Diesseits von Gut und Böse: «Feminismus ist hip!»

Nr. 22 –

«Junge Frauen werden immer linker» – das war die Schlagzeile auf der letzten «NZZ am Sonntag». Es sah ein bisschen so aus, als laute der Subtext «Wehret den Anfängen!» oder «Da haben wir den Salat». Sehr viel kleiner folgte im Lead darunter: «Bei den jungen Männern geht der Trend in die andere Richtung.»

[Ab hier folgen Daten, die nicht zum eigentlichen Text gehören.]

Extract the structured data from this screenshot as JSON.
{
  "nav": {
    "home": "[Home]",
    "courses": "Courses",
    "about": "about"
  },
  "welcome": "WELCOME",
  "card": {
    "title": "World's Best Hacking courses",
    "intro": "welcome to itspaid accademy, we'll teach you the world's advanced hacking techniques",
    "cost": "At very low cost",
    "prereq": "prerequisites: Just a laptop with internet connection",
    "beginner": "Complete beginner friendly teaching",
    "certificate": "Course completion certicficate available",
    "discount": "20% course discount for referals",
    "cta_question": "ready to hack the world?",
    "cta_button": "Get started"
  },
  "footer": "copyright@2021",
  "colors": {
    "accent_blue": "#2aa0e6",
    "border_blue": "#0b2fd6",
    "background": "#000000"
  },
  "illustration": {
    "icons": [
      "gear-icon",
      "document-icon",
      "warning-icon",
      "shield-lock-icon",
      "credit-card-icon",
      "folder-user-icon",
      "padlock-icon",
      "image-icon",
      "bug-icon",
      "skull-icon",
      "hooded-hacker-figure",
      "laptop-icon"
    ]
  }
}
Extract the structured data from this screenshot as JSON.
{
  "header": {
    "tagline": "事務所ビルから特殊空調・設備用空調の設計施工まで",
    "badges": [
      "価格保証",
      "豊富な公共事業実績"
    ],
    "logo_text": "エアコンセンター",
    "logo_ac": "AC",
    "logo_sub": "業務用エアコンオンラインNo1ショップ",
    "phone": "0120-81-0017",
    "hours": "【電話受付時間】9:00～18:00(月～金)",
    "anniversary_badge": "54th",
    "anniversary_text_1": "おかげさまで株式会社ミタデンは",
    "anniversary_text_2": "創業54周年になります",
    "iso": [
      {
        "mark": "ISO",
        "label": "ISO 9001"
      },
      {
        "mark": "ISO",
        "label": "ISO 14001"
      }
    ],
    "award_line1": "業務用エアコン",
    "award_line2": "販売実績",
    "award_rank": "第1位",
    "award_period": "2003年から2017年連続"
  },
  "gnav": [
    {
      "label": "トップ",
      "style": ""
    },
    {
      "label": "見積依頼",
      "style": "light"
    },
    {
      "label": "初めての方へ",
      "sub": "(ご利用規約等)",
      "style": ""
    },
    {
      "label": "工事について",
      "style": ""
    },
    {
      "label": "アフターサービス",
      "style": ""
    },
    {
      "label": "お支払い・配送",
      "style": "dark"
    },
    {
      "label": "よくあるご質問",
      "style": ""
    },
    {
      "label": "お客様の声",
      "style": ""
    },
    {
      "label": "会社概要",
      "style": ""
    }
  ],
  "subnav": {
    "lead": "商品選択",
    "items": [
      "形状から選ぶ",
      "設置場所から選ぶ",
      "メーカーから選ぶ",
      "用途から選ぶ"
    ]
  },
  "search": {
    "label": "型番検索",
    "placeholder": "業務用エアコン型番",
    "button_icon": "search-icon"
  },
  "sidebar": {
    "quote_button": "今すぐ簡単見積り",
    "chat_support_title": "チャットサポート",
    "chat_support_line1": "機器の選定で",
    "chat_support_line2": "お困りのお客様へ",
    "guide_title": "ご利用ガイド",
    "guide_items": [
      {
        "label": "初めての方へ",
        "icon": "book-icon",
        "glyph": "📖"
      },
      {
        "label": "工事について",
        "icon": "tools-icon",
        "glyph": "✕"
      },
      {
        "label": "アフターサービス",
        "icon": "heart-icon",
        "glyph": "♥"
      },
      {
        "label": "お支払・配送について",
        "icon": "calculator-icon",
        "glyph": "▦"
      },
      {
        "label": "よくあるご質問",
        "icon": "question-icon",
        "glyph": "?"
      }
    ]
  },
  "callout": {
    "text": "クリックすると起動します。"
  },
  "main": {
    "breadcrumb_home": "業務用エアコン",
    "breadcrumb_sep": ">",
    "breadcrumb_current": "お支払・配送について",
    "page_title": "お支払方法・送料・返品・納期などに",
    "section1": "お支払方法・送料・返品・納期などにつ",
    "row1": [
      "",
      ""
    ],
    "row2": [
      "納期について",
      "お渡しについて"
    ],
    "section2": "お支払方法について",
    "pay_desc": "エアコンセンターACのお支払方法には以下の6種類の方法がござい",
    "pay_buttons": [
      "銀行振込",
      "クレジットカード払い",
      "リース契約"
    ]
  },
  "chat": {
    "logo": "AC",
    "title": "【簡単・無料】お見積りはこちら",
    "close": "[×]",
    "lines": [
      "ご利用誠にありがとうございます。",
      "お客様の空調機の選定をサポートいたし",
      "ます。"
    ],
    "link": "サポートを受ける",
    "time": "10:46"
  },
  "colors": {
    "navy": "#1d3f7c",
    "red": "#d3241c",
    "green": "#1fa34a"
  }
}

Wie willkürlich die Hervorhebung des weiblichen Linkstrends war, muss auch bei der Onlinebearbeitung jemandem aufgefallen sein, denn dort lautet der Anriss ausgeglichener: «Junge Frauen werden immer linker, junge Männer rechter. Warum eigentlich?» In der gedruckten Ausgabe lautet der Titel bloss noch deprimiert: «Sie und er verstehen sich nicht mehr». Nach Rösti- und Stadt-Land-Graben leidet das Land jetzt also auch am Geschlechtergraben.

Um das herauszufinden, analysierte das Forschungsinstitut Sotomo die Abstimmungsergebnisse seit 1990, jenem Jahr, in dem – nach knapp zwanzig Jährchen allgemeinem Frauenstimmrecht – zuletzt auch die Männer Appenzell Innerrhodens vom Bundesgericht zu dessen Einführung genötigt wurden. Dass bis 1971 kein Graben existierte, versteht sich von selbst, und die Entwicklung eigener Meinungen braucht anscheinend ein bis zwei Generationen.

Aber warum sie nach links und er nach rechts geht, ist eine berechtigte Frage, und die in der «NZZaS» gegebenen Antworten stimmen nicht zuversichtlich. Da wäre einmal: «Feminismus ist hip», was nach langen Jahren, in denen auch selbstbewusste Frauen errötend betonten: «Aber Feministin bin ich nicht!», eine nette Überraschung ist, aber nur eine Modeerscheinung. Spricht nicht für die Frauen.

Links sein habe früher geheissen: «Klassenkampf und Fabrikarbeit», heute verstünden «viele darunter auch den Kampf gegen Rassismus oder Sexismus». Frauen liege «der Schutz der Umwelt und ein starker Sozialstaat mehr am Herzen». Bei manchen jungen Männern führe das «zu einer Gegenreaktion». Also sind die Frauen wieder selber schuld, wenn die Männer trötzeln.

Was in der Debatte völlig fehlt, ist die Frage, in welcher Gesellschaft wir eigentlich alle leben wollen. Der 14. Juni bietet Gelegenheit für eine klare Antwort.